Alison Saunders, the Director of Public Prosecutions at the Crown Prosecution Service said that women should not be punished if they were incapacitated due to drink or drugs or could not verbally agree to sex because of shock or fear.

"For too long society has blamed rape victims for confusing the issue of consent - by drinking or dressing provocatively for example - but it is not they who are confused, it is society itself and we must challenge that," commented Saunders at the first National Crown Prosecution Service/Police Conference on Rape Investigations and Prosecutions, which took place yesterday in London. "Consent to sexual activity is not a grey area - in law it is clearly defined and must be given fully and freely. It is not a crime to drink, but it is a crime for a rapist to target someone who is no longer capable of consenting to sex though drink."

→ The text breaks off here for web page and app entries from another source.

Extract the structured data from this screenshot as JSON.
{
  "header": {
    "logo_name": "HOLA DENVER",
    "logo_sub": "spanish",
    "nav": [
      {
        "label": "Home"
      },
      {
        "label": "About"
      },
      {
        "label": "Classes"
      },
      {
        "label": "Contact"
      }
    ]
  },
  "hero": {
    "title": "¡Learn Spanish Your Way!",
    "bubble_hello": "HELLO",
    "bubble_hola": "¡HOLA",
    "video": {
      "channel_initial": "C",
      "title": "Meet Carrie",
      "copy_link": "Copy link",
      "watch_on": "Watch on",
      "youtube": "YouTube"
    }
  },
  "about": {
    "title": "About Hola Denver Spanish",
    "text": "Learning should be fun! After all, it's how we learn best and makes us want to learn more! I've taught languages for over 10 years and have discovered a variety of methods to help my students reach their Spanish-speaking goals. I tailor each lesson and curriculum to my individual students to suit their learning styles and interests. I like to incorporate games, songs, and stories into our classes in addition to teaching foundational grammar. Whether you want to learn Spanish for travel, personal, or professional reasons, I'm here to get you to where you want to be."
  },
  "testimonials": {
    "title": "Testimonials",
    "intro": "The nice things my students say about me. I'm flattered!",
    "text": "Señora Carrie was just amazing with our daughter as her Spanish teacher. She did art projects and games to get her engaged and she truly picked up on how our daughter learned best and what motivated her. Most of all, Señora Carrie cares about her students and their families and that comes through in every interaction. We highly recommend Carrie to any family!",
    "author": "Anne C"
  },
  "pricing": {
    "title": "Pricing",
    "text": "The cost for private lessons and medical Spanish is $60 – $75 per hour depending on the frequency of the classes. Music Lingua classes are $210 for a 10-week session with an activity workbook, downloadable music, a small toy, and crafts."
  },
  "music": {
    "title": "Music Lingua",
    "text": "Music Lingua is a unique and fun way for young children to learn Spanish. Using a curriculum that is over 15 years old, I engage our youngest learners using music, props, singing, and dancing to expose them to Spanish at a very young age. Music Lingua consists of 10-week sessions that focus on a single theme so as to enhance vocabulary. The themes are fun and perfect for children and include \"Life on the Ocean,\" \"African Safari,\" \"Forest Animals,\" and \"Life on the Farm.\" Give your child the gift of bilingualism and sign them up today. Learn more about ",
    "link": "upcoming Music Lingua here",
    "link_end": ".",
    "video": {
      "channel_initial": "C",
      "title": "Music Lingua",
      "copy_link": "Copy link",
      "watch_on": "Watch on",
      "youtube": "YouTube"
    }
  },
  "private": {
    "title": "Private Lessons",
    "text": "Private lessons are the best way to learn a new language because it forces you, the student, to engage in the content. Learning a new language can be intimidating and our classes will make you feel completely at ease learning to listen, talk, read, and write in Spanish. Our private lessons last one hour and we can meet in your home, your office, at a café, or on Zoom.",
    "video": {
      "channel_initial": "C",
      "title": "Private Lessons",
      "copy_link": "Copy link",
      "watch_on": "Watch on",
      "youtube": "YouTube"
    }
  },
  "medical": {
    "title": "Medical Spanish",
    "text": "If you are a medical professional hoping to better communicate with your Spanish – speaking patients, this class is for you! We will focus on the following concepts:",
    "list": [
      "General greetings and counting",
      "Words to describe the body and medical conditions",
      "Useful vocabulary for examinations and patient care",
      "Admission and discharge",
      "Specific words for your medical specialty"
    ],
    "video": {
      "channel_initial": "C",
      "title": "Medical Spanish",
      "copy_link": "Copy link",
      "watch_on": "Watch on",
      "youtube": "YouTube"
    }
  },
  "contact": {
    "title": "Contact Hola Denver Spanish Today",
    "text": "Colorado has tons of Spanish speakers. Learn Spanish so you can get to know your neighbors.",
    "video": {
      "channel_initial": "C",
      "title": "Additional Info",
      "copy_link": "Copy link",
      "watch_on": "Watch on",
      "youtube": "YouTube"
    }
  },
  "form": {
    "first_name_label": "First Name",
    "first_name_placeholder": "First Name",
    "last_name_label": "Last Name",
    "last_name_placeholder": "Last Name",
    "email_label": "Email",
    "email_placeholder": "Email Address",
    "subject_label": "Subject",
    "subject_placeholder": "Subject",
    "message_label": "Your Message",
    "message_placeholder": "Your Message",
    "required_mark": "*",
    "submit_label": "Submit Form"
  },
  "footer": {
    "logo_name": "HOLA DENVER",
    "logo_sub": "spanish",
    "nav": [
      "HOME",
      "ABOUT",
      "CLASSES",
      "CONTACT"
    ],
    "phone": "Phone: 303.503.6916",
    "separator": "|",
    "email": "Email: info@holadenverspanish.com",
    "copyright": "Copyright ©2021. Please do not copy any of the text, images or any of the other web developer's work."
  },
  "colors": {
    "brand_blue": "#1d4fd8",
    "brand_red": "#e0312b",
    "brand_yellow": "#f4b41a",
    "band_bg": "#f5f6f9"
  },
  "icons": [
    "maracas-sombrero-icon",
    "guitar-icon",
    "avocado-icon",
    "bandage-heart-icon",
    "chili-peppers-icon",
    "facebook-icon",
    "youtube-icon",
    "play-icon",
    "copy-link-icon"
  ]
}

Director of Public Prosecutions, Alison Saunders.

Director of Public Prosecutions, Alison Saunders

Rape Crisis reports that roughly 85,000 women a year are raped in England and Wales, but the latest figures show that just 5,670 attacks were reported to the police and of the 2,910 cases which went to court, only 1,070 led to a conviction.

90% of rape victims are said to know their attacker. Speaking further about the new approach which will be rolled out to police and prosecutors, Saunders added: “We want police and prosecutors to make sure they ask in every case where consent is the issue - how did the suspect know the complainant was saying yes and doing so freely and knowingly?"

The guidelines also say that the ability to consent to sex should also be questioned where the complainant has mental health problems, learning difficulties or was asleep or unconscious at the time of the alleged attack.

"These tools take us well beyond the old saying 'no means no' – it is now well established that many rape victims freeze rather than fight as a protective and coping mechanism," said Saunders.